Acordei como sempre, no mesmo lugar que acordei hoje, minha casa quitada — como diria minha falecida avó — de dois andares numa rua nobre próximo ao beco do batman, uma sacada grande da qual passo as tardes de sábado relaxando, um quintal que cabem até dois carros. Sou o único negro com uma boa casa própria na região da Vila Madalena. Você até pode dizer que sou exemplo de como uma pessoa esforçada sempre consegue o que quer, mas se olhar em volta vai perceber que eu sou uma exceção e a exceção sempre reforça a existência de uma regra. Um escritor negro bem sucedido não é algo comum de se ver.
Entre tomar um café da manhã e me arrumar para a academia fui trocando mensagens com Isabel, pequenos flertes iniciais, um pouco de elogios "cordiais" sobre os dotes físicos que um admira no outro, uma conversa leve e gostosa só para sentir aquela leve pulsação entre minhas pernas. Somente o suficiente para mencionar o meu interesse em encontrá-la. Como resposta Isabel mencionou o lançamento de um livro que aconteceria numa livraria do Shopping Eldorado. Eu já havia recebido o convite e ignorei completamente, mas diante da possibilidade de me encontrar com ela lá, o evento tornou-se mais interessante. Confirmei minha presença e como resposta ela mandou uma foto somente de sua cintura pra baixo — "estarei com minha calcinha nova" — vestindo uma calcinha fio dental cujo suas duas bandas faziam questão de esconder. Como resposta mandei um "mal posso esperar para tirá-la de você… com a boca"

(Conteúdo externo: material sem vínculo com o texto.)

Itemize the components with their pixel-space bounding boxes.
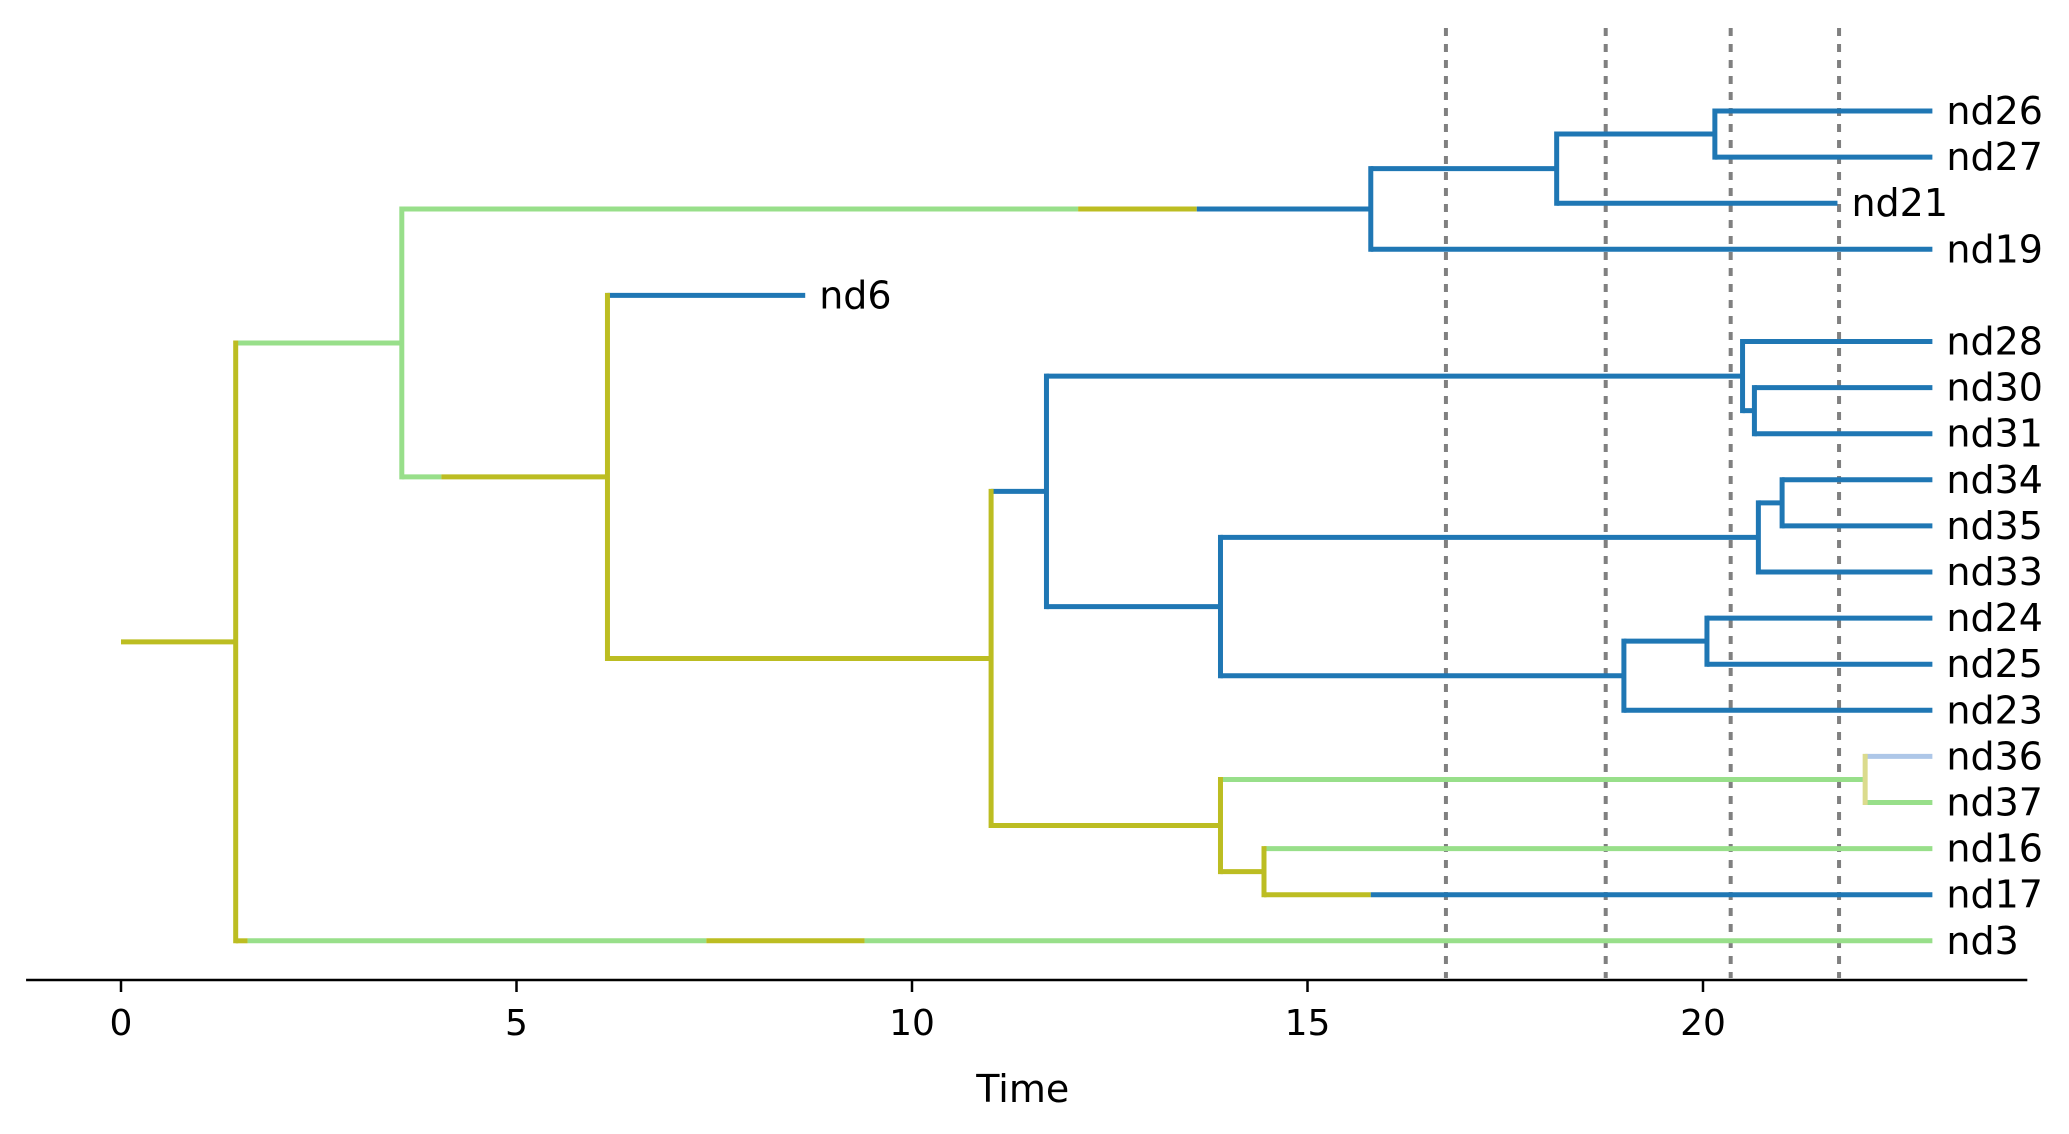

Assim terminamos a conversa e eu segui com o meu dia girando em torno da excitação de encontrar com Isabel… academia, uma visita rápida a uma biblioteca, uma passada no supermercado, em todos os lugares que eu ia abria espaço para várias possibilidades de uma cena de sexo em público caso estivesse na presença dela. Eu já estava imaginando um contexto para escrever um novo livro sobre todas aquelas criativas aventuras… devo dizer que estas lembranças me trazem certo constrangimento, é como se estivesse vendo uma presa saltando para seu acasalamento sem saber que está prestes a ser devorada.
Vesti um terno todo preto com uma gravata vermelha, a ideia era passar um pouco despercebido, mas eu simplesmente não tinha roupa para isso. Estava muito elegante. Tanto que quando cheguei lá senti as pessoas me olhando, alguns me reconheceram como "aquele escritor do afrofuturismo". A estreia do livro era de Wagner Tardis, um livro pedante sobre os melhores pontos turísticos de toda Europa — seguindo os critérios somente de seus gostos pessoais
Tava me sentindo muito deslocado, sempre me sentia assim nesses eventos, por mais que estivessem me recebendo bem… era algo que soava um pouco predatório, uma certa armadilha social em ser bem recebido enquanto engravatados ficavam de longe observando como você se comportava, se as pessoas realmente ficavam felizes com o seu autógrafo, quanto dinheiro havia entrado? Era o suficiente para fingir que somos íntimos ou somente…
Foi nesse momento de desconforto que fui resgatado pelas mãos de Isabel, que pareceram me envolver devagar e maliciosamente furtiva.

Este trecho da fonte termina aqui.